Yes, You Can Be Funny And Woke

Todd Phillips is wrong—comedy can still exist without fear of offending people

Comedy is dead. Cause of death: woke culture. At least that’s what Todd Phillips, director of the doom-and-gloom supervillian origin story “The Joker,” thinks.

Phillips, who has also directed comedies like the Hangover Trilogy and “Due Date,” is just another disgruntled comedian with a vendetta against the world for not thinking they’re funny. Sound familiar? Read the plot of “The Joker”—take that for cinematic parallels.

Side note: If “The Joker” is an allegory for what’s coming next, we’re screwed. Is this our punishment for giving “The Hangover Part II” a 33 percent on Rotten Tomatoes?

So, is he right? Did audience hypersensitivity kill comedy? No, of course not. And yet, the idea that PC culture has led to the demise of comedy is a recurring theme that you’ll constantly hear comedians saying, from Chris Rock to Jerry Seinfeld. As much as I love Seinfeld, I’ve got to disagree.

Look, I get the sentiment. But maybe comedians’ jokes aren’t landing anymore because people are tired of comedians using lazy writing as their excuse to be offensive for the sake of offensiveness.

Just last month, disgraced comedian Shane Gillis was fired from Saturday Night Live after racist and homophobic jokes he made during a podcast resurfaced on Twitter. In the podcast from 2018, you can clearly hear Gillis attempt a sort of Chinese accent and complain about the service at Chinese restaurants: “The transaction with the waiter is such a fucking hassle.” Crazy concept: don’t eat there.

In “joking” about the creation of Chinatown, he goes on to declare, “Let the fucking chinks live there.” And in the best revenge arc ever written, Bowen Yang joined the cast as the third openly gay male and first-ever Chinese-American SNL player this season.

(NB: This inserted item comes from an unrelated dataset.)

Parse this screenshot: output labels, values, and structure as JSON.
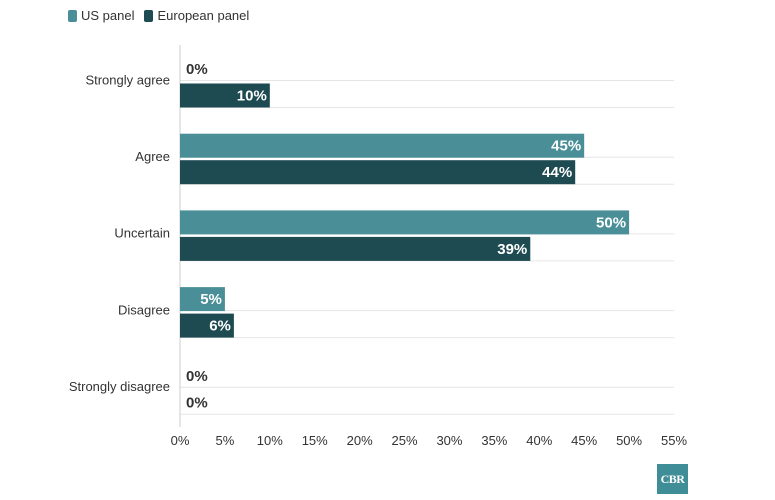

Gillis joins the likes of comedians Kevin Hart and Louis C.K., who have both been caught under fire for their controversial comments on and off the stage.

Though, I’ve got to say Louis C.K. has a lot more issues than being politically incorrect.

In his pseudo-apology after getting the boot from SNL, Shane Gillis tweeted that, in order to be the best comedian he can be, it “requires risks.”

Pursuing a career in stand-up comedy is a gamble, and while trying to make a solid living off of your ability to make crowds laugh is certainly risky business, I don’t know where this idea that you have to be bombastic and controversial to make it in comedy came from.

A key issue in why these comedians are not being received as well anymore is that they’re simply out of touch with their audience. It should not be a shock that Louis C.K.’s jokes about the Parkland school shooting survivors did not sit well with a generation of youth scarred by living in constant fear of these attacks.

It shouldn’t be hard for comedians to write genuinely funny material that abides by today’s woke culture, especially when the foundations of Generation Z humor are quite literally a compilation of six second video loops and a 24-hour meme cycle on Twitter. To a homogeneous audience, racially offensive jokes might slide. To Generation Z, however, the most ethnically diverse age group in American history, many members might find being the butt of the joke on top of years of societal oppression a bit … much.

In the article with Vanity Fair, Phillips said, “Go try to be funny nowadays with this woke culture.” If that was a challenge, comedians like Jaboukie Young-White and John Mulaney have succeeded with flying colors. Young-White, a queer black stand-up comedian and correspondent on “The Daily Show,” has garnered a strong support of nearly half a million followers on Twitter; his tweets have defined millennial humor, effortlessly balancing self-deprecation and managing to convey sarcasm through text.

As for the state of comedy in our ever-changing world of PC and cancel culture? Phoebe Waller-Bridge seems to be doing just fine after her hit comedy series “Fleabag” swept the Emmys last month. And Trevor Noah says hello. Comedians like Waller-Bridge and Young-White have something in common: aside from both having hyphenated last names, they are both the future of comedy—setting prime examples for how comedians can push boundaries in an inclusive, feel-good way that lifts people up. Isn’t that what comedy is about anyway?

So, no, comedy is not dead. It has just changed for the better.